Last Friday the young jamgrass quartet, Circus No. 9, spun into Roanoke, VA for a show at a small downtown venue. Since they had kindly invited me out to see them, I took them up on the offer, and thoroughly enjoyed roughly two hours of energetic and occasionally unorthodox bluegrass-derived music.
What they performed wouldn’t have satisfied everyone’s definition of bluegrass, and some of it was so far beyond that it wouldn’t even merit an argument, but it was all played on banjo, guitar, mandolin, and upright bass by extremely talent young musicians with something to prove. Only a handful of bands in this nebulous sub-genre of the bluegrass world display this level of musicianship and virtuosity, and it stood out immediately.
The group is largely based around 19 year old banjo wunderkind Matthew Davis, who is quite literally a marvel. Growing up outside the bluegrass mainstream in Nebraska, young Mr. Davis has developed a technique that rivals top banjo pickers in any style – and he’s just getting started. When they played bluegrass numbers like Doing My Time, he had all the Scruggs/Crowe licks right where they belonged, but when things took a turn into jamville, he was ready with the sort of single string improvisation that has been the hallmark of players like Béla Fleck or Noam Pikelny.
Matthew is also the primary vocalist in the group, and while I didn’t always find his singing effective on their album from last year, in a live setting he belted them out like a champ.
Their set consisted primarily of material from their Modernus album, but the music came across as far more polished and authoritative than on the recording. Newest member Ben Garnett has only recently joined the band full time, and it has solidified their rhythm section tremendously, already strong with the expert bass work of Vince Iligan. Mandolinist Thomas Cassell provided all the percussive rhythm the band needed.
Particular standouts were Cool It Son, Lost Mule In Texas, and Joe Hill, which involved a very interesting key change for the jam segment, and a return back to the original to finish it out. Everything they did was entertaining, captivating at times, and played in a spirit of good fun.
The audience was sparse, but it filled this small room where I had also seen Punch Brothers and The Infamous Stringdusters before they made it to the top of the heap.
Most of the pieces they played went jammy after a couple of verses, and the three soloists have the chops to keep that interesting, not always true with modern pickers that don’t come up through the convention/competition circuit.
Here’s a video of Cool It Son from about 10 months ago, before Garnett was a regular bandmate. It has a delightful blues/funk beat, and a clever lyric that expresses how most of us feel in the hot summer son.

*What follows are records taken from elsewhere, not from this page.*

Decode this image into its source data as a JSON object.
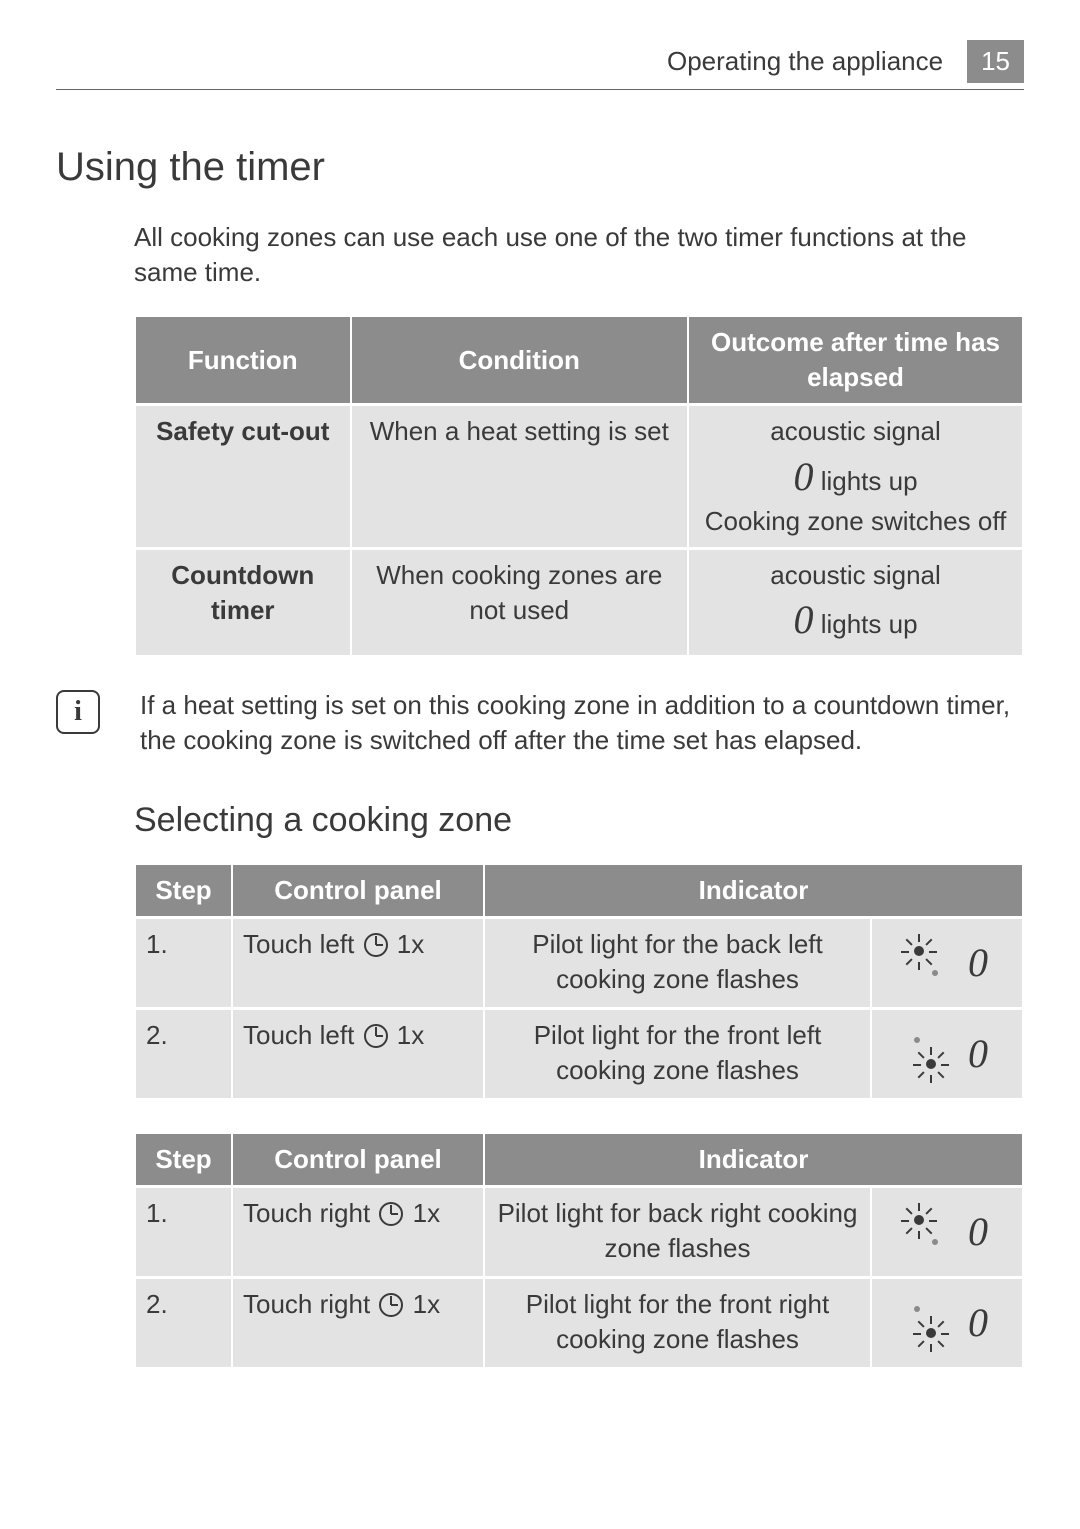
{
  "header": {
    "title": "Operating the appliance",
    "page_number": "15"
  },
  "section_title": "Using the timer",
  "intro": "All cooking zones can use each use one of the two timer functions at the same time.",
  "functions_table": {
    "columns": [
      "Function",
      "Condition",
      "Outcome after time has elapsed"
    ],
    "rows": [
      {
        "function": "Safety cut-out",
        "condition": "When a heat setting is set",
        "outcome_lines": [
          "acoustic signal",
          " lights up",
          "Cooking zone switches off"
        ],
        "outcome_glyph_before_line2": "0"
      },
      {
        "function": "Countdown timer",
        "condition": "When cooking zones are not used",
        "outcome_lines": [
          "acoustic signal",
          " lights up"
        ],
        "outcome_glyph_before_line2": "0"
      }
    ]
  },
  "info_note": "If a heat setting is set on this cooking zone in addition to a countdown timer, the cooking zone is switched off after the time set has elapsed.",
  "subsection_title": "Selecting a cooking zone",
  "zone_tables": [
    {
      "columns": [
        "Step",
        "Control panel",
        "Indicator"
      ],
      "col_widths": [
        "95px",
        "250px",
        "auto",
        "150px"
      ],
      "rows": [
        {
          "step": "1.",
          "control_prefix": "Touch left ",
          "control_suffix": "  1x",
          "indicator_text": "Pilot light for the back left cooking zone flashes",
          "pilot_variant": "back",
          "digit": "0"
        },
        {
          "step": "2.",
          "control_prefix": "Touch left ",
          "control_suffix": "  1x",
          "indicator_text": "Pilot light for the front left cooking zone flashes",
          "pilot_variant": "front",
          "digit": "0"
        }
      ]
    },
    {
      "columns": [
        "Step",
        "Control panel",
        "Indicator"
      ],
      "col_widths": [
        "95px",
        "250px",
        "auto",
        "150px"
      ],
      "rows": [
        {
          "step": "1.",
          "control_prefix": "Touch right ",
          "control_suffix": "  1x",
          "indicator_text": "Pilot light for back right cooking zone flashes",
          "pilot_variant": "back",
          "digit": "0"
        },
        {
          "step": "2.",
          "control_prefix": "Touch right ",
          "control_suffix": "  1x",
          "indicator_text": "Pilot light for the front right cooking zone flashes",
          "pilot_variant": "front",
          "digit": "0"
        }
      ]
    }
  ],
  "colors": {
    "header_grey": "#8c8c8c",
    "cell_grey": "#e3e3e3",
    "text": "#3a3a3a"
  }
}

All four used either mounted pickups or microphones on their instruments, with no microphones except for vocals, and each was plugged in to a pedal board for subtle effects and volume boost for solos. That can often be distracting on stage when players look down to tap their pedals as often as is necessary in bluegrass, but these four managed it imperceptibly. Garnett adjusted his volume with a volume control on his guitar, and unless you were looking for it, I suspect few would notice at all.
Most importantly, the audio fidelity of the instrument-mounted devices was completely transparent, owing both to quality of the equipment used, the band’s expertise in employing it, and the sound system installed at The Spot on Kirk in Roanoke. Kudos all.
It was great fun seeing modern grasslike music being played by such talented young people. Circus No. 9 has embraced just about everything the genre has created to date – Flatt & Scruggs, New Grass Revival, and Bad Livers influences could all be heard. But these guys are writing their own music, and going about it in their own way.
And please don’t bother pointing out that it’s not “bluegrass.” Our world is big enough for Del McCoury and Circus No. 9 to coexist.
Don’t miss Circus No. 9 if they come your way, and watch out for this bunch – they have something to say.